In den Bilanzen der deutschen Schiffsbanken findet die Krise der Seeschiffahrt nicht statt! Dank einer breiten Streuung der gewährten Schiffshypotheken und dank einer sorgfältigen Auswahl der beliehenen Objekte ist dafür Sorge getragen, daß diese Krise, die übrigens nur einen Teil der deutschen Reeder berührt, nicht bis zu den Schiffspfandbriefen durchschlägt. Die „Mündelsicherheit“ ist also nicht in Gefahr.

Dem Geschäftsbericht für 1962 der Deutschen Schiffsbeleihungs-Bank AG, Hamburg, ist zu entnehmen, daß die Reeder alles getan haben, um ihren Verpflichtungen gegenüber den Finanzierungsinstituten nachzukommen. Die Rückstände an Zins- und Tilgungsbeträgen sind im Verhältnis zum Gesamtvolumen des Geschäfts geringfügig. Soweit das Alter der Schiffe und die Qualität der Unternehmen es zuließen, hat die Bank durch Abänderung der Tilgungspläne Hilfestellung gegeben. Was für die Seeschiffahrt gilt, trifft auch für die Binnenschiffahrt zu, der die Bank im vergangenen Jahr ihre besondere Aufmerksamkeit gewidmet hat. Hier hält die lebhafte Investitionstätigkeit an und führt zu einem verstärkten Kreditbedarf. Bei den Küstenschiffen wird mit einer regen Neubautätigkeit gerechnet, da die Beschäftigungsmöglichkeiten für moderne Fahrzeuge noch ausgeweitet werden können.
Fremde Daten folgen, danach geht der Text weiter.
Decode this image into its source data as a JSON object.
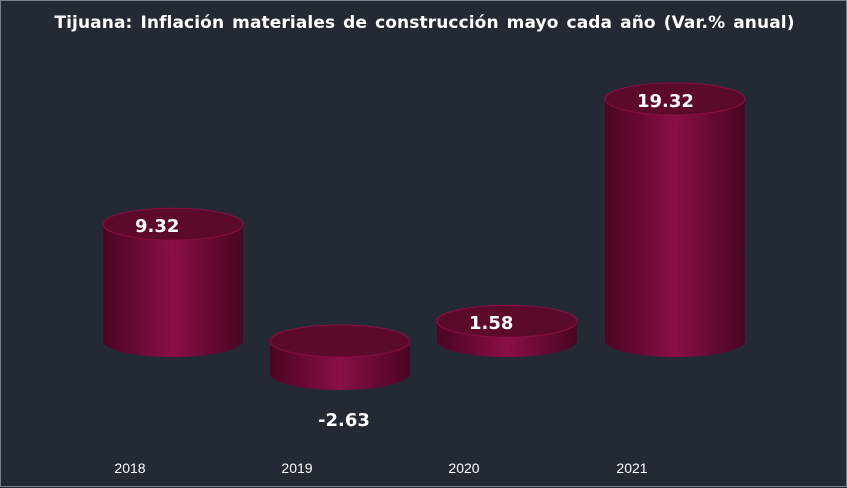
{
  "chart_data": {
    "type": "bar",
    "title": "Tijuana:  Inflación materiales de construcción  mayo cada año (Var.% anual)",
    "categories": [
      "2018",
      "2019",
      "2020",
      "2021"
    ],
    "values": [
      9.32,
      -2.63,
      1.58,
      19.32
    ],
    "value_labels": [
      "9.32",
      "-2.63",
      "1.58",
      "19.32"
    ],
    "xlabel": "",
    "ylabel": "",
    "grid": false,
    "legend": "none",
    "style": "3d-cylinder",
    "colors": {
      "background": "#232a33",
      "bar": "#8a0f45",
      "bar_dark": "#4a0522",
      "bar_top": "#5c0a2c",
      "text": "#ffffff",
      "border": "#7a7f86"
    }
  }
}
Die eingeschränkte Neubautätigkeit im Seeschiffsbereich hat zu einem härteren Wettbewerb der Finanzierungsinstitute auf den verbliebenen „Märkten“ geführt. Die daraus resultierenden gedrückten Konditionen sind auch der Grund für die rückläufigen Erträge. Trotz des gestiegenen Geschäftsvolumens konnte die Bank 1962 den Rücklagen nur noch 0,8 (1,5) Mill. DM zuführen. Die Dividende ist mit 9% auf das eingezahlte Grundkapital von 8 Mill. DM unverändert geblieben. K. W.